The river changed its course with Horsehead Crossing, but soon veered back to its main trend southward. It dominated that savagely monotonous and magnificent scene. Miles were nothing in this endless expanse. The green and the gray along the river were but delusions. Back to the west and south mounted the naked ridges, noble and austere by reason of their tremendous size and reach, and between them gloomed the purple gorges, mysterious, forlorn, seemingly inaccessible for beast or man. No grassy pasturelands such as had existed in Terrill’s hopeful dreams! All that was not gray stone, gray earth, were mere specks of cactus, of greasewood on the b
oundless slopes.
Terrill’s heart sank. After all, she thought bitterly, she was only a girl. She had loved the open rangeland of Texas, over which she had ridden nearly a thousand miles, but could she ever do aught but hate this deceitful desert? She had loved the river bottoms of the Red, the Sabine, the Brazos, the Colorado, and the San Saba. They had openness, color, life, beauty. But this Rio Pecos, for all its pale silver gleam, its borders of white and green, seemed cold, treacherous, aloof, winding its desolate way down into the desolate unknown.

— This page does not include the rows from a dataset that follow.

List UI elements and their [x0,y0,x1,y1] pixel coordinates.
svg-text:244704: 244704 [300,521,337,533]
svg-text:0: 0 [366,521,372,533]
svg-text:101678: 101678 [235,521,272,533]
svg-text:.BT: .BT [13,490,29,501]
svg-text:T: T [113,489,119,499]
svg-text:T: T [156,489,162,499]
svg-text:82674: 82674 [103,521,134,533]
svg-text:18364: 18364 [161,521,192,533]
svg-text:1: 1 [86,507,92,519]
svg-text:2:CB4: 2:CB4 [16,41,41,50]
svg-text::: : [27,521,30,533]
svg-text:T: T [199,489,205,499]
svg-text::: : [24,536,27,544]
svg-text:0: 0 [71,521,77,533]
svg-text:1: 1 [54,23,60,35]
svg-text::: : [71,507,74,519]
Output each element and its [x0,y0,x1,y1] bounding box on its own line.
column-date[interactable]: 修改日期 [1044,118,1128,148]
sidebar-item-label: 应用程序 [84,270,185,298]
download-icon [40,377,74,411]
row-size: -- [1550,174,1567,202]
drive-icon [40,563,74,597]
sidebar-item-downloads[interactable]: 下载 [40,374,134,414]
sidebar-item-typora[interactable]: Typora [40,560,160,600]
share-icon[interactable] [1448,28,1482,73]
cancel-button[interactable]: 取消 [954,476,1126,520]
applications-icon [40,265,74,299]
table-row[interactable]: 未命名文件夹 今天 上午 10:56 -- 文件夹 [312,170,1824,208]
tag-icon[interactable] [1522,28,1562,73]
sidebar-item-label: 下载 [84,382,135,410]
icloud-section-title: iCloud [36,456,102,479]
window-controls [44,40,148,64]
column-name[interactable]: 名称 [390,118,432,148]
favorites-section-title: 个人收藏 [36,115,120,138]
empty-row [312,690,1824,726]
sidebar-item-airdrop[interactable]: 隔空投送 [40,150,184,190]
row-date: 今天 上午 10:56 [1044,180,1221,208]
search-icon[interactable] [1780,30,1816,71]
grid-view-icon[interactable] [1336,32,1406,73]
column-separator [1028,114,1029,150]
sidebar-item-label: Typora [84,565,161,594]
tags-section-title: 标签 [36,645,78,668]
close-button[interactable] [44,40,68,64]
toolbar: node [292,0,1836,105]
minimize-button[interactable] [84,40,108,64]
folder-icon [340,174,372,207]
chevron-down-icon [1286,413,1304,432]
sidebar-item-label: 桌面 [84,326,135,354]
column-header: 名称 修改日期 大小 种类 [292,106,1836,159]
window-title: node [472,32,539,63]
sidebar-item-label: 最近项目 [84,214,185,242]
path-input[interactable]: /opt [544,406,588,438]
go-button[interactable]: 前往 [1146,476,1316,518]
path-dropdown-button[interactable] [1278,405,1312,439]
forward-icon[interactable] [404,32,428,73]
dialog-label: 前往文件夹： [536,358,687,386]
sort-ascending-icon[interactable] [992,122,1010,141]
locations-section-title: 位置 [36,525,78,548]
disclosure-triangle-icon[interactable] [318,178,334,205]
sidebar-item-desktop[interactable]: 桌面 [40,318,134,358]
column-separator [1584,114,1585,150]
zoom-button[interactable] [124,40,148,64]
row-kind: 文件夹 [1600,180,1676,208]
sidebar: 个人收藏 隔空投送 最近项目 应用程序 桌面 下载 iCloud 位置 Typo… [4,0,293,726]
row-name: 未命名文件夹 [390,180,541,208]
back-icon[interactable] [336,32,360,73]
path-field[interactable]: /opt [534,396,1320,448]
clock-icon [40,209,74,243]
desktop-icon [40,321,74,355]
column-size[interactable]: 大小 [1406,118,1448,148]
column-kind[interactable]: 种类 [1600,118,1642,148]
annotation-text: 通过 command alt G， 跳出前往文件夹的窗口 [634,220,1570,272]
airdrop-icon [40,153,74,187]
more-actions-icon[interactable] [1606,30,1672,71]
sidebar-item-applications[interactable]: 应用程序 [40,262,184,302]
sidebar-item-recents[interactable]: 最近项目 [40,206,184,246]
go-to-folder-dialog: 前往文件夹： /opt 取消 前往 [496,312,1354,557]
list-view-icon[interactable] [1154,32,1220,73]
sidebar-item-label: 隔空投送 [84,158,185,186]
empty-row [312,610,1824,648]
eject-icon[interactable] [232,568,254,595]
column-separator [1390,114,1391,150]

“Oh, Dad!” cried Terrill, voicing her first surrender. “Take me back! … This dreadful Pecos can never be home!”
Chapter V
TO THE cowhands at Healds’ ranch he called himself Pecos Smith. They were not long in discovering that he was the best horseman, the best shot, the best roper that had ever ridden up out of Southwest Texas. But that was about all they ever learned about his past.
Pecos had come up the river with a trail driver named McKeever, who had a contract to deliver cattle at Santa Fé, New Mexico. The Spanish towns of Santa Fé, Taos, Las Vegas, and Albuquerque furnished a growing market for beef. The Government forts added largely to this demand. Cattlemen, believing in future protection against the marauding bands of Indians, had followed the more adventurous settlers into southern New Mexico and western Texas. Most of the cattle at this period came from the Rio Grande.
McKeever, on his return, stopped at Healds’ minus one of his rangy vaqueros, and it was observed that that rider was Smith.
“We left Smith behind at Santa Fé,” explained the trail driver. “He pecosed another man an’, like he always does after a shootin’, he got drunk. We couldn’t wait fer him. But I reckon he’ll be along soon.”